Translation System¶
Two-level language detection and translation system supporting 200+ languages via NLLB-200.
Architecture¶
graph LR
IN[Input Text] --> L1[Level I Detection<br/>~20 languages, fast]
L1 --> |ISO 639-1 code| LEX[LanguageLexicon<br/>Level I→II conversion]
LEX --> |NLLB-200 code| L2[Level II Translation<br/>200+ languages]
L2 --> OUT[Translated Text]
Two-Level Design¶
Level I: Language Detection¶
Fast detection across ~20 common languages using eleldar/language-detection.

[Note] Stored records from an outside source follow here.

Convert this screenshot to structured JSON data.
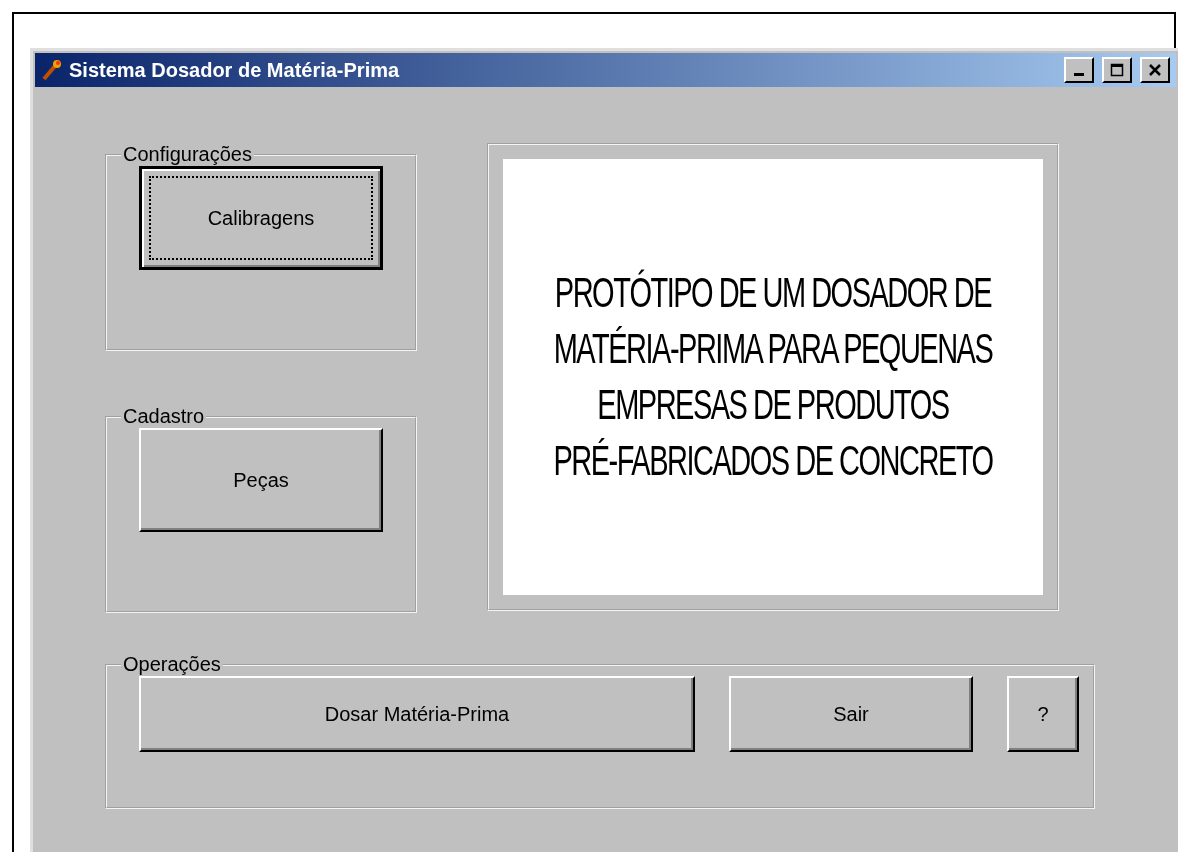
{
  "window": {
    "title": "Sistema Dosador de Matéria-Prima"
  },
  "groups": [
    {
      "title": "Configurações",
      "buttons": [
        {
          "label": "Calibragens",
          "default": true
        }
      ]
    },
    {
      "title": "Cadastro",
      "buttons": [
        {
          "label": "Peças",
          "default": false
        }
      ]
    }
  ],
  "banner": {
    "lines": [
      "PROTÓTIPO DE UM DOSADOR DE",
      "MATÉRIA-PRIMA PARA PEQUENAS",
      "EMPRESAS DE PRODUTOS",
      "PRÉ-FABRICADOS DE CONCRETO"
    ]
  },
  "operations": {
    "title": "Operações",
    "buttons": [
      {
        "label": "Dosar Matéria-Prima",
        "kind": "wide"
      },
      {
        "label": "Sair",
        "kind": "medium"
      },
      {
        "label": "?",
        "kind": "small"
      }
    ]
  }
}
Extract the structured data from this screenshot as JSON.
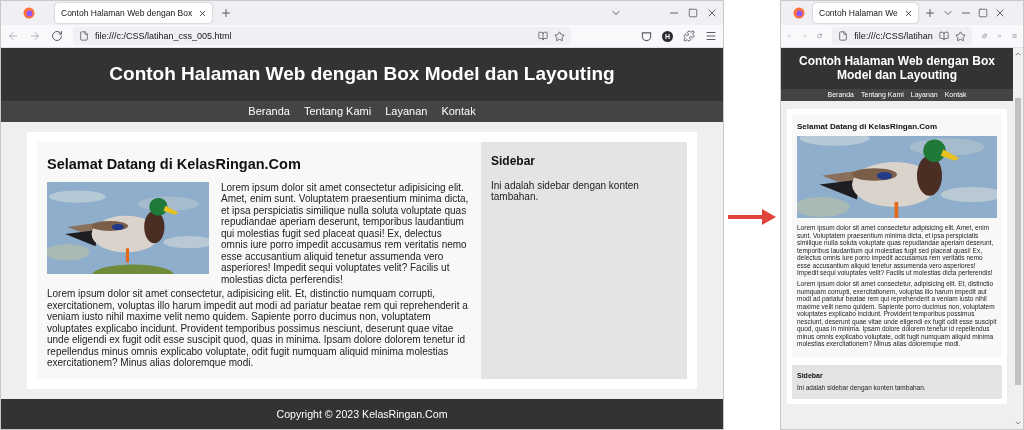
{
  "windows": [
    {
      "kind": "wide",
      "tab_title": "Contoh Halaman Web dengan Box",
      "url": "file:///c:/CSS/latihan_css_005.html",
      "profile_initial": "H",
      "page": {
        "title": "Contoh Halaman Web dengan Box Model dan Layouting",
        "nav": [
          "Beranda",
          "Tentang Kami",
          "Layanan",
          "Kontak"
        ],
        "heading": "Selamat Datang di KelasRingan.Com",
        "paragraphs": [
          "Lorem ipsum dolor sit amet consectetur adipisicing elit. Amet, enim sunt. Voluptatem praesentium minima dicta, et ipsa perspiciatis similique nulla soluta voluptate quas repudiandae aperiam deserunt, temporibus laudantium qui molestias fugit sed placeat quasi! Ex, delectus omnis iure porro impedit accusamus rem veritatis nemo esse accusantium aliquid tenetur assumenda vero asperiores! Impedit sequi voluptates velit? Facilis ut molestias dicta perferendis!",
          "Lorem ipsum dolor sit amet consectetur, adipisicing elit. Et, distinctio numquam corrupti, exercitationem, voluptas illo harum impedit aut modi ad pariatur beatae rem qui reprehenderit a veniam iusto nihil maxime velit nemo quidem. Sapiente porro ducimus non, voluptatem voluptates explicabo incidunt. Provident temporibus possimus nesciunt, deserunt quae vitae unde eligendi ex fugit odit esse suscipit quod, quas in minima. Ipsam dolore dolorem tenetur id repellendus minus omnis explicabo voluptate, odit fugit numquam aliquid minima molestias exercitationem? Minus alias doloremque modi."
        ],
        "sidebar": {
          "heading": "Sidebar",
          "text": "Ini adalah sidebar dengan konten tambahan."
        },
        "footer": "Copyright © 2023 KelasRingan.Com"
      }
    },
    {
      "kind": "narrow",
      "tab_title": "Contoh Halaman We",
      "url": "file:///c:/CSS/latihan",
      "page": {
        "title": "Contoh Halaman Web dengan Box Model dan Layouting",
        "nav": [
          "Beranda",
          "Tentang Kami",
          "Layanan",
          "Kontak"
        ],
        "heading": "Selamat Datang di KelasRingan.Com",
        "paragraphs": [
          "Lorem ipsum dolor sit amet consectetur adipisicing elit. Amet, enim sunt. Voluptatem praesentium minima dicta, et ipsa perspiciatis similique nulla soluta voluptate quas repudiandae aperiam deserunt, temporibus laudantium qui molestias fugit sed placeat quasi! Ex, delectus omnis iure porro impedit accusamus rem veritatis nemo esse accusantium aliquid tenetur assumenda vero asperiores! Impedit sequi voluptates velit? Facilis ut molestias dicta perferendis!",
          "Lorem ipsum dolor sit amet consectetur, adipisicing elit. Et, distinctio numquam corrupti, exercitationem, voluptas illo harum impedit aut modi ad pariatur beatae rem qui reprehenderit a veniam iusto nihil maxime velit nemo quidem. Sapiente porro ducimus non, voluptatem voluptates explicabo incidunt. Provident temporibus possimus nesciunt, deserunt quae vitae unde eligendi ex fugit odit esse suscipit quod, quas in minima. Ipsam dolore dolorem tenetur id repellendus minus omnis explicabo voluptate, odit fugit numquam aliquid minima molestias exercitationem? Minus alias doloremque modi."
        ],
        "sidebar": {
          "heading": "Sidebar",
          "text": "Ini adalah sidebar dengan konten tambahan."
        }
      }
    }
  ]
}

Returns an ISO 639-1 code (e.g., fr, de, ja) with a confidence score.
Supported languages: Arabic, Bulgarian, German, Greek, English, Spanish, French, Hindi, Italian, Japanese, Dutch, Polish, Portuguese, Russian, Swahili, Thai, Turkish, Urdu, Vietnamese, Chinese.
Level II: Translation¶
Comprehensive translation across 200+ languages using facebook/nllb-200-distilled-600M.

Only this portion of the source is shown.